The review analysed 16 cases of artificial reefs from both temperate and tropical regions. These were
categorised based on the AM process used, the mortar material used (crucial for biological applications), the structural design features and the
location of implementation. These parameters are assessed to determine how effectively the designs meet the stipulated ecological goals, how AM
technologies demonstrate their potential in comparison to conventional methods and the preference locations of these implementations.
The overview revealed that the dominant artificial reef implementation occurs in the Mediterranean and Atlantic Seas, both accounting for
24%. The remaining cases were in the Australian Sea (20%), the South Asia Sea (12%), the Persian Gulf and the Pacific Ocean, both with 8%, and the
Indian Sea with 4% of all the cases studied. It was concluded that fused filament fabrication, binder jetting and material extrusion represent the main AM
processes used to build artificial reefs.

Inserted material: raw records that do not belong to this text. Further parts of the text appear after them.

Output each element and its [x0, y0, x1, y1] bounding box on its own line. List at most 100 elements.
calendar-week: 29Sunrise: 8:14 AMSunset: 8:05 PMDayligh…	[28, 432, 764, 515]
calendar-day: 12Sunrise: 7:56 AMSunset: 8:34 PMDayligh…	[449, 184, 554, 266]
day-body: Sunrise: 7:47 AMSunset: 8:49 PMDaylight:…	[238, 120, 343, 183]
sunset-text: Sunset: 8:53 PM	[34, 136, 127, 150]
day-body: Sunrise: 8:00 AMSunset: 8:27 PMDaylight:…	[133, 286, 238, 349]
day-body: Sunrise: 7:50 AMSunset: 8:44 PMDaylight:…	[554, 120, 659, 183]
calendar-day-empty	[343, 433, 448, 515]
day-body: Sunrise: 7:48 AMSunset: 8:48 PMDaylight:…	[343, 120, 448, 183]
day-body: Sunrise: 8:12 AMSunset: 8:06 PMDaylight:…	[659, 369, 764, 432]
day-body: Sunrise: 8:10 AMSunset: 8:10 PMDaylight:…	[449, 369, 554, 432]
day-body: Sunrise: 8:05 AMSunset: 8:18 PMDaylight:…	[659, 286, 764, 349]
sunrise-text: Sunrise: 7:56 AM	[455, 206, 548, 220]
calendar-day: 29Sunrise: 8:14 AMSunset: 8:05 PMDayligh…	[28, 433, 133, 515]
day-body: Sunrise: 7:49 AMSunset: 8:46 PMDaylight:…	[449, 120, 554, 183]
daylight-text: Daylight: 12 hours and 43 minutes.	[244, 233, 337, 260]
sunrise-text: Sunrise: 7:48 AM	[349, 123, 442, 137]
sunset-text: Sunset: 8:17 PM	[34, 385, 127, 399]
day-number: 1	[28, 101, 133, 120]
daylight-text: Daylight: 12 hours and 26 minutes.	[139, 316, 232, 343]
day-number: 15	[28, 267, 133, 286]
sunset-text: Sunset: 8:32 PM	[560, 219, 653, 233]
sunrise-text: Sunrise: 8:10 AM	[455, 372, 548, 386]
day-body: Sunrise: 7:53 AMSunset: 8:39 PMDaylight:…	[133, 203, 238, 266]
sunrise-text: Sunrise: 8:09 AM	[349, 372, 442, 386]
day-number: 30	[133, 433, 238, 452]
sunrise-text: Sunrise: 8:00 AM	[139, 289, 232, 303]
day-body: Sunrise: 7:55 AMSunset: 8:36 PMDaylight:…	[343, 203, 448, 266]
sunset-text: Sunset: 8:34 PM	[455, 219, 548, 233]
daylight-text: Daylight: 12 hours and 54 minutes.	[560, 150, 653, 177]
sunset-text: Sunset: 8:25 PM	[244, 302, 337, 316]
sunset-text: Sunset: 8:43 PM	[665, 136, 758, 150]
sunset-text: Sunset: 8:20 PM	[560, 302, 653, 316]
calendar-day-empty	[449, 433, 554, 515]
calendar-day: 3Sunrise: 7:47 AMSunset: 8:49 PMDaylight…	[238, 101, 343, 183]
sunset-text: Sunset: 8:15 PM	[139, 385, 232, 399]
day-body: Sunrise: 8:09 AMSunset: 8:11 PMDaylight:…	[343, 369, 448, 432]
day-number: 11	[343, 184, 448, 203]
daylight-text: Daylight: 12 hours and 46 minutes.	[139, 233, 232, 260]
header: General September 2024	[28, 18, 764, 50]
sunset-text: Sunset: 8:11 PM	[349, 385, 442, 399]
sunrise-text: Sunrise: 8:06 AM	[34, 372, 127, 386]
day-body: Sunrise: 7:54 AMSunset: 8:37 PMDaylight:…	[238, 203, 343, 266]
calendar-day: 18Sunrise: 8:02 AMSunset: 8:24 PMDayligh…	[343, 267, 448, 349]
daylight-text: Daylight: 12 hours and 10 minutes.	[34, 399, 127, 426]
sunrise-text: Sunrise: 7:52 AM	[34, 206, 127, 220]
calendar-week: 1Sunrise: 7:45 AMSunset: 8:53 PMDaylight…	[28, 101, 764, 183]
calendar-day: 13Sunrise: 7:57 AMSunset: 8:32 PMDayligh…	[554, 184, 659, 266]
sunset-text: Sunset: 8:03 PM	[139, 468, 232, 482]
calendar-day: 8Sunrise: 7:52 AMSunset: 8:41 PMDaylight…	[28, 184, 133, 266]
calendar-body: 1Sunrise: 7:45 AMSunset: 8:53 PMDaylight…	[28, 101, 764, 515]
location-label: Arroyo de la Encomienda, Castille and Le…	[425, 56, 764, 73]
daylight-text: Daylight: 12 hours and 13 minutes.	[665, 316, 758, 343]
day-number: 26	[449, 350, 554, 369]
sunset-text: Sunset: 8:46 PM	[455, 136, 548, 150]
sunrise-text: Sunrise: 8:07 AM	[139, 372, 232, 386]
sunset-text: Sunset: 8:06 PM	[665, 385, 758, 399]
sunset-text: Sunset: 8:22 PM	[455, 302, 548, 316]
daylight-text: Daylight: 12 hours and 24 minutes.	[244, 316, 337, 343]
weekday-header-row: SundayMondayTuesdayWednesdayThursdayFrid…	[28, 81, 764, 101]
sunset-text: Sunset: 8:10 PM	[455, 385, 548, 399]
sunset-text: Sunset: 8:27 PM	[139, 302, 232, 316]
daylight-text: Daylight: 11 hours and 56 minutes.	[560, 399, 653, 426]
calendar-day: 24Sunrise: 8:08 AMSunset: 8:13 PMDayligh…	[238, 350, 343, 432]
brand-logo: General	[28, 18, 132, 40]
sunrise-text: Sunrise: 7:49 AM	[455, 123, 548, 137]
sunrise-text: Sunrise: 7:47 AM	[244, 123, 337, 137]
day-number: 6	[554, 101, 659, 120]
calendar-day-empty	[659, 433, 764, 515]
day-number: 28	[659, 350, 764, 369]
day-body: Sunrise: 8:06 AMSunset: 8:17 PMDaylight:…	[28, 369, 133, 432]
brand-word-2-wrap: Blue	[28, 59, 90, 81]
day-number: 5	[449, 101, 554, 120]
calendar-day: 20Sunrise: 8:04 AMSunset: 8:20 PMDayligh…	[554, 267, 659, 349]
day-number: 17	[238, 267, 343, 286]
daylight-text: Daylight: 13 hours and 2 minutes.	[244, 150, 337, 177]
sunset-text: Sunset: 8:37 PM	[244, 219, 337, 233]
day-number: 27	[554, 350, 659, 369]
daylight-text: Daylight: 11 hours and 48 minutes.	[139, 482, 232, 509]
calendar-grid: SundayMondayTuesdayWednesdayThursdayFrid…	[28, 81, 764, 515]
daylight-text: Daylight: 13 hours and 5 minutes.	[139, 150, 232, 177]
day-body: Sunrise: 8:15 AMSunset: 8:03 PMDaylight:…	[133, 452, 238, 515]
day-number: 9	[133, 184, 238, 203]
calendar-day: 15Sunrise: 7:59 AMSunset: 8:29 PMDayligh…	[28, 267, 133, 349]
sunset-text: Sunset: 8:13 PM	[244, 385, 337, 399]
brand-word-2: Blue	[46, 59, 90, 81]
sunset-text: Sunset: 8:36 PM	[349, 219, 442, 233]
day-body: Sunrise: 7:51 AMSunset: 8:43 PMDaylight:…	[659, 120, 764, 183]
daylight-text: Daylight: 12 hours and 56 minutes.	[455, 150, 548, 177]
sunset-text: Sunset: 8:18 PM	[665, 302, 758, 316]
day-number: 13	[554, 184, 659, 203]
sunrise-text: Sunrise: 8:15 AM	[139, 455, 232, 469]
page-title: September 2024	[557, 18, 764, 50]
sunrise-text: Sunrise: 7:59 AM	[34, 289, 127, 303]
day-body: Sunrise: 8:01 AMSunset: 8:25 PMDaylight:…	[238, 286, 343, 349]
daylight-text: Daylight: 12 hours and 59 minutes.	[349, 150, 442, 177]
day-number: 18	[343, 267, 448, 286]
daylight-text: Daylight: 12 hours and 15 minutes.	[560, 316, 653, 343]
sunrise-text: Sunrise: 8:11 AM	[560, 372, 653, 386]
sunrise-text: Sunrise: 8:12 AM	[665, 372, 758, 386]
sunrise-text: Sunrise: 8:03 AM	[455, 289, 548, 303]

Cementitious materials, ceramics, polymers and geopolymer formulations were used, incorporating aggregates from
mineral residues, biological wastes and pozzolan materials, to reduce environmental impacts, promote the circular economy and be more beneficial for
marine ecosystems. The evaluation ranking assessed how well their design and materials align with their ecological goals, demonstrating that five cases
were ranked with high effectiveness, ten projects with moderate effectiveness and one case with low effectiveness.
AM represents an innovative method for marine restoration and management. It offers a rapid prototyping technique for design
validation and enables the creation of highly complex shapes for habitat diversification while incorporating a diverse range of materials to benefit
environmental and marine species’ habitats.